Geoff Hinton Warns Humanity’s Future May Depend On AI ‘Motherly Instincts’

Geoff Hinton and Shirin Ghaffary speak at Ai4 2025 Conference in Las Vegas
Ron Schmelzer
Speaking at the recent Ai4 Conference in Las Vegas, Geoff Hinton, one of the most influential voices in artificial intelligence, warned that humanity is running out of time to prepare for machines that outthink us. He now believes artificial general intelligence, or AGI, could be here within a decade.
Shirin Ghaffary of Bloomberg News opened their conversation with a light jab about a robots-versus-human boxing match staged before the session. The human won handily, “for now,” she joked. Hinton grinned at the banter, but his tone shifted once talk turned to the central question of his later career: when will AI surpass the human mind?
“Most experts think sometime between five and twenty years,” he said. His own forecast has tightened sharply. “I used to say thirty to fifty years. Now, it could be more than twenty years, or just a few years.”
Hinton isn’t picturing minor upgrades. He’s thinking of systems far more capable than any person alive and he doubts we can control them once they arrive.
Why human dominance over AI won’t work
In much of the tech world, the future of AI is framed as a contest for control: humans must keep the upper hand. Hinton calls that a false hope. “They’re going to be much smarter than us,” he said. “Imagine you were in charge of a playground of three-year-olds and you worked for them. It wouldn’t be very hard for them to get around you if they were smarter.”
His solution turns the usual script upside down. Instead of fighting to stay in charge, he believes we should design AI to care about us. The analogy he uses is a mother and her child. The stronger being naturally committed to the weaker one’s survival. “We need AI mothers rather than AI assistants. An assistant is someone you can fire. You can’t fire your mother, thankfully.”
That means building “maternal instincts” into advanced systems, a kind of embedded drive to protect human life. Hinton admits he doesn’t know how to engineer it yet, but he insists it’s a research priority as important as improving raw intelligence. He emphasized that this is a different kind of research, not about making systems smarter, but about making them care. He also sees this as one of the few areas where countries might truly work together, since no nation wants to be ruled by its machines.
Technical unknowns, political possibilities
Hinton doesn’t expect collaboration to stretch far. The AI race, especially between the U.S. and China, is accelerating, and neither side is likely to slow down. He does believe there’s a chance for agreement on curbing risky biotech applications, such as synthetic virus creation, and on exploring ways humans could coexist with more powerful systems.
Part of his conviction that dominance won’t work comes from how AI is built. Digital models can share what they’ve learned instantly with thousands of copies. “If people could do that in a university, you’d take one course, your friends would take different courses, and you’d all know everything,” he said. “We can share just a few bits a second. AI can share a trillion bits every time they update.”
This ability to learn collectively means AI could outpace human progress by orders of magnitude. Coupled with vast sums of investment, Hinton doubts the climb toward superintelligence can be stopped.
Regulation’s limits
When asked if rules could head off the worst risks, Hinton was direct. “If the regulation says don’t develop AI, that’s not going to happen.” He supports specific safety measures, especially those aimed at blocking small groups from producing dangerous biological agents, but sees sweeping pauses as unrealistic.

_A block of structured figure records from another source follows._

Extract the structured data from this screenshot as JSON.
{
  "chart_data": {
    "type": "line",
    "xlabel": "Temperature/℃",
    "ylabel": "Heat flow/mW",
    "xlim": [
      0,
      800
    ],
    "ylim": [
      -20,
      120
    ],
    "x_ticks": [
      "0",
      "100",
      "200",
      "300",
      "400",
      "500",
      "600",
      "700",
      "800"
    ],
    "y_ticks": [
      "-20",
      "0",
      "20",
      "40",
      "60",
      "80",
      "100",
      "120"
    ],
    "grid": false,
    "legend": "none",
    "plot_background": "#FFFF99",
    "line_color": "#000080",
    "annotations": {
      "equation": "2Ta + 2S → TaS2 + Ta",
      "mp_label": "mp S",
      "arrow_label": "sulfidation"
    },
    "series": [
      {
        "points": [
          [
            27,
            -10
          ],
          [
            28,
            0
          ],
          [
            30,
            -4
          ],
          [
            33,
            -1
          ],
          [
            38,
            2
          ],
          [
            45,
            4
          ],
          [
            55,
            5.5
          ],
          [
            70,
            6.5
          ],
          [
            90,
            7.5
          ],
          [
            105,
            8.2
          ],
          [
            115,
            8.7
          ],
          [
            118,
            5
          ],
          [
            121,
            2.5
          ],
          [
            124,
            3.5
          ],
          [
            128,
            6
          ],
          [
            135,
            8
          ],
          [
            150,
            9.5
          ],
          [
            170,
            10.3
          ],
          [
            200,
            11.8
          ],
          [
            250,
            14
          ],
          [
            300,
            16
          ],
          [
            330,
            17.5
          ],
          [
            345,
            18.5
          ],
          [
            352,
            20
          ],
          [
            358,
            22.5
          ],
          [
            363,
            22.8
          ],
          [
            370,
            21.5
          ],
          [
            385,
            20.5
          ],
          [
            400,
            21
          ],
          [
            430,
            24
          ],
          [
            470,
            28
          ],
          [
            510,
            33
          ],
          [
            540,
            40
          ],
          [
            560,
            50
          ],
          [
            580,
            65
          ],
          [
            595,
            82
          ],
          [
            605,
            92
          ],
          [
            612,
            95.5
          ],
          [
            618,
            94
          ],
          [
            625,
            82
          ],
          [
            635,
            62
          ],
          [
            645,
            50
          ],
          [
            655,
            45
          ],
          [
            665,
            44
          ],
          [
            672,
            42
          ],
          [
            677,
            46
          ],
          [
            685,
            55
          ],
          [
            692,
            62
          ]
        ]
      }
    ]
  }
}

His frustration with U.S. politics is clear. Even simple proposals, such as requiring DNA synthesis labs to screen for lethal pathogens, have failed in Congress. “The Republicans wouldn’t collaborate because it would be a win for Biden,” he said.
Winners, losers, and the state of research
Hinton left Google in 2023, he insists because he felt too old for code debugging sessions, but also to speak more openly about AI’s dangers. He still credits several major labs, including Anthropic and DeepMind, for taking safety seriously. Yet he worries about deep cuts to U.S. basic research funding, which he sees as the seedbed for future breakthroughs. “The return on investment from funding basic research is huge. You’d only cut it if you didn’t care about the long-term future.”
Private labs can play a role. Hinton likens their potential to Bell Labs at its peak, but he argues that universities remain the best source of transformative ideas.
Guarded optimism
Despite his warnings, Hinton finds reasons to be hopeful. He points to healthcare as an area where AI could make a decisive difference. By unlocking the rich but underused data in medical scans and patient records, AI might deliver faster diagnoses, more targeted drugs, and treatments tailored to each patient.
As for erasing aging altogether, Hinton is doubtful. “Living forever would be a big mistake. Do you want the world run by 200-year-old white men?” he asked with a wry smile.
Still, he returns to his central belief: if we succeed in building AI with genuine care for its human “children,” the species might not only survive superintelligence but also prosper under its watch. “That’ll be wonderful if we can make it work.”